Ma la scoperta più importante di tutte fu compiuta l'8 giugno 1874, cioè esattamente 140 anni fa, 40 miglia a sudovest dell'isola di Santa Maria, nelle Azzorre. Durante un dragaggio a circa 600 metri di profondità, lo scandaglio risalì con maggior fatica del solito, e quando fu a galla ci si rese conto del perchè: agganciato all'uncino c'era un frammento di una statua di marmo di squisita fattura, anche se incrostata di fango: alta circa 40 centimetri, raffigurava la parte superiore di una figura femminile, con il seno esageratamente grande e i capelli acconciati in modo insolito. La scoperta fece molto rumore, perchè a tutti gli archeologi, storici e filologi venne in mente una parola dimenticata da tempo, che per di più era ormai diventata sinonimo di leggenda: Atlantide.

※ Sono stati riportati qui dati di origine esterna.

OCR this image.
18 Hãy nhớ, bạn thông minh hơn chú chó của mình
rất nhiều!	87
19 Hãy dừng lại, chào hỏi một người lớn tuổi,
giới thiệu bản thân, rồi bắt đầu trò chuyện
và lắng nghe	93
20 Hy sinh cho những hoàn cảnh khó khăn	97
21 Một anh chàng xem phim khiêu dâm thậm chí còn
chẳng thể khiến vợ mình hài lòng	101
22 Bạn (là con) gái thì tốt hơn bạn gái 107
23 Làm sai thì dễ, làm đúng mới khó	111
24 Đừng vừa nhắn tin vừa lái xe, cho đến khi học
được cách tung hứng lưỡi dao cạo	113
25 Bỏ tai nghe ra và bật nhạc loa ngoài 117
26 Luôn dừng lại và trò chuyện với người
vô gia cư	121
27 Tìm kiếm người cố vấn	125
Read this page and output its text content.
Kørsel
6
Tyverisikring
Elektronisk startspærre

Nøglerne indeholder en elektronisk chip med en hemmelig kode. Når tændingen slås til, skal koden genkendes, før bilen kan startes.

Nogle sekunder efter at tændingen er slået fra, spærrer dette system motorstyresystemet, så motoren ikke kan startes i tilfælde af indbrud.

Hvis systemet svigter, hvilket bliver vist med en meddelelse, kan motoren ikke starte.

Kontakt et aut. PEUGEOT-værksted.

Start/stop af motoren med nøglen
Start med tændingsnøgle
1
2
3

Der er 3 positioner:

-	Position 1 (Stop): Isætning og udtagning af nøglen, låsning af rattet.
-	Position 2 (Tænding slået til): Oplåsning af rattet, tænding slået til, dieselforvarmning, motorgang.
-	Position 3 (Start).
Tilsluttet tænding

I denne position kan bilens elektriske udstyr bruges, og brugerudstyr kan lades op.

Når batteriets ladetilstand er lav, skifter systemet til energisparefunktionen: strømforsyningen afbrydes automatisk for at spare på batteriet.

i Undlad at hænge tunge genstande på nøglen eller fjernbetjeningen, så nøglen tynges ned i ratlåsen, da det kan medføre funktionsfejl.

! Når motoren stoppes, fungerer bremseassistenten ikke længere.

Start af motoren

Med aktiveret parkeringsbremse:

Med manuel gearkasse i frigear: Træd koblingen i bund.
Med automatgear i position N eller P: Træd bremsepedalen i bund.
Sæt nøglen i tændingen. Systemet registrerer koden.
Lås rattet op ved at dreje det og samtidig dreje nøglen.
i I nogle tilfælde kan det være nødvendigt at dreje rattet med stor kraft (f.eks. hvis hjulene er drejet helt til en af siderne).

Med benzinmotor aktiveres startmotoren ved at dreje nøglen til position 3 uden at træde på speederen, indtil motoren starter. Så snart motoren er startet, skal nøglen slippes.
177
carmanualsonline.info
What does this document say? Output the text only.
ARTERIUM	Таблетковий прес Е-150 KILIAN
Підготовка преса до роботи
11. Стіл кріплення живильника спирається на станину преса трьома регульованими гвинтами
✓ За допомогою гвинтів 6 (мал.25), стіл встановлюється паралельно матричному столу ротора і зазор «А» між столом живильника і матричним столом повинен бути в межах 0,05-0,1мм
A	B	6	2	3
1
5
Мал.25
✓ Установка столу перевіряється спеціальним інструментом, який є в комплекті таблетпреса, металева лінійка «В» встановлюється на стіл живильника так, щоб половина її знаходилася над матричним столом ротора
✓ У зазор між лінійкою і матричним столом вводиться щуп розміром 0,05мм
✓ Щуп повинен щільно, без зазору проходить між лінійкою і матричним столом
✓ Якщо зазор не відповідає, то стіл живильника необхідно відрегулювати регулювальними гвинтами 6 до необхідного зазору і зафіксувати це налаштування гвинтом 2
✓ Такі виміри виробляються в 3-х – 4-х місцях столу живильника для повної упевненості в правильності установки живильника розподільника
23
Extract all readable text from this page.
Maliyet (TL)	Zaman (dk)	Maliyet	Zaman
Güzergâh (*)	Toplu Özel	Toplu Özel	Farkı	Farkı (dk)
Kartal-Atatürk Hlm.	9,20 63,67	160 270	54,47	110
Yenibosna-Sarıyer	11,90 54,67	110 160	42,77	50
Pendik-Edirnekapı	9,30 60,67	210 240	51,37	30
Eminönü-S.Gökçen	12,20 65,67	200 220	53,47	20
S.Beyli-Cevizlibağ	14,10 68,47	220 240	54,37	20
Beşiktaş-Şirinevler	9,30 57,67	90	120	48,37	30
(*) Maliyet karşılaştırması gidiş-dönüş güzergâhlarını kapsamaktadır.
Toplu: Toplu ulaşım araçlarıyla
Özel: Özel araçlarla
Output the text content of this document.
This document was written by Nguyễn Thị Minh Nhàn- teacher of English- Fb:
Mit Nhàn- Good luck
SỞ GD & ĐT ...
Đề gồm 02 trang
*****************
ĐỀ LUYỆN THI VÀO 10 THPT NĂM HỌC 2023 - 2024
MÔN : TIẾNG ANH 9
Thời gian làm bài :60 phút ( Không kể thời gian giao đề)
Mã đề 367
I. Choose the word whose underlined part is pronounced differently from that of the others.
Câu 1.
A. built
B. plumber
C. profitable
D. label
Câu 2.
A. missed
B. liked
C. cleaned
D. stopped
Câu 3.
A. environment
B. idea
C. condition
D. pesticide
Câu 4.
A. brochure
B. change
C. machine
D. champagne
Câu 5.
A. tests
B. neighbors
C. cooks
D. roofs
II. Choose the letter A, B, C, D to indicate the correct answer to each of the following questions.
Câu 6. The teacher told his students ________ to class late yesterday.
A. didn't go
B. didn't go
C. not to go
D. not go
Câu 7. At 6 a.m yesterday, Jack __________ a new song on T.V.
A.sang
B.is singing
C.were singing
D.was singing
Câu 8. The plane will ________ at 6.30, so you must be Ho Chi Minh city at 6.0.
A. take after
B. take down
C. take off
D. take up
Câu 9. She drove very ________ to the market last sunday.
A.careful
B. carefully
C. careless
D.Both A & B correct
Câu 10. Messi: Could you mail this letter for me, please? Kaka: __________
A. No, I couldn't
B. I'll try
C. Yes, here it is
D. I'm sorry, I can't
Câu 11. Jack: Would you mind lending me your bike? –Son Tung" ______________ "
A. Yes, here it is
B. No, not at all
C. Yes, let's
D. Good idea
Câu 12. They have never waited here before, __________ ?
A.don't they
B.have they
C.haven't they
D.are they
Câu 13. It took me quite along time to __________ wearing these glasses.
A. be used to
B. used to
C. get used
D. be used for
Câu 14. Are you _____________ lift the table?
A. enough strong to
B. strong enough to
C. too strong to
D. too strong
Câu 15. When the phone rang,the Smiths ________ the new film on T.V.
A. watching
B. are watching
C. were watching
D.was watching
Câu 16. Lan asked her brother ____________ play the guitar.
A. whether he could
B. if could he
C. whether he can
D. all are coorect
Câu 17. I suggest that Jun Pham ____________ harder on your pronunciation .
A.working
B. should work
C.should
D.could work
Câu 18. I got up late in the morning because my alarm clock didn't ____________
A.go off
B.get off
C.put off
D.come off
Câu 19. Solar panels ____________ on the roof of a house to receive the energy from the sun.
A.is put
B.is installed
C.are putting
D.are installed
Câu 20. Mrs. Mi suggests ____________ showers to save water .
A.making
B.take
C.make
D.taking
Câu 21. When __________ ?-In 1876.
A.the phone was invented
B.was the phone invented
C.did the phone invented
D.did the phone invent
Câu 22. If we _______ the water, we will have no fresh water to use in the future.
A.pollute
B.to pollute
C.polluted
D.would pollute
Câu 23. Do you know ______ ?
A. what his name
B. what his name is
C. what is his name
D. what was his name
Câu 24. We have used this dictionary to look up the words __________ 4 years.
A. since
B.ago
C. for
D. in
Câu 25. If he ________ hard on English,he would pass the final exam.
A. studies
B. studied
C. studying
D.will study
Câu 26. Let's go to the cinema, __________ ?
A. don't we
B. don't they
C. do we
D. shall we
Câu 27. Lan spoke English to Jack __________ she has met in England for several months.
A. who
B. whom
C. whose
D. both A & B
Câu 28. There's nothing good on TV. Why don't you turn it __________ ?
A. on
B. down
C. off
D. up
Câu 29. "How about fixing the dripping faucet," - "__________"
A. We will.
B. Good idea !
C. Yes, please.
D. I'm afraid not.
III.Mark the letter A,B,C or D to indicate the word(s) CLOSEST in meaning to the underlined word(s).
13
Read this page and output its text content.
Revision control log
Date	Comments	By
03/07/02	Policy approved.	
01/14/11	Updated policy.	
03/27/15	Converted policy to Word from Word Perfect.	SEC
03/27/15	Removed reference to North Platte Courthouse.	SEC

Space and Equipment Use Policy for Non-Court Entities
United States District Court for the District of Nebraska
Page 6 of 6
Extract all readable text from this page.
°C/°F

Era questo il nome assegnato da Platone a una terra rigogliosa e splendida posta al di là delle Colonne d'Ercole, in pieno oceano, sede di una civiltà così avanzata da costituire un impero coloniale esteso a buona parte del Mediterraneo, che avrebbe tentato senza successo di conquistare Atene, e poi sarebbe sparita nel mare nel giro di una sola notte, nel corso di un cataclisma di proporzioni bibliche. Tale vicenda è narrata dal filosofo greco nei suoi dialoghi "Timeo" e "Crizia", scritti verso il 360 a.C., ma nessuno cita Atlantide prima di Platone, e già gli stessi discepoli del grande pensatore, a partire da Aristotele, misero in dubbio il racconto del maestro, ritenendo Atlantide un mito da lui concepito per illustrare le proprie idee politiche, tratteggiando una sorta di società ideale, come l'"Utopia" di Thomas More. Fin dall'inizio inoltre la vicenda fu parodiata: ad esempio lo storico greco Teopompo di Chio, vissuto pochi decenni dopo Platone, inventò a sua volta un continente leggendario sprofondato nel mare, che chiamò Meropide, il quale ci appare come un'esagerazione un po' comica dei dialoghi platonici.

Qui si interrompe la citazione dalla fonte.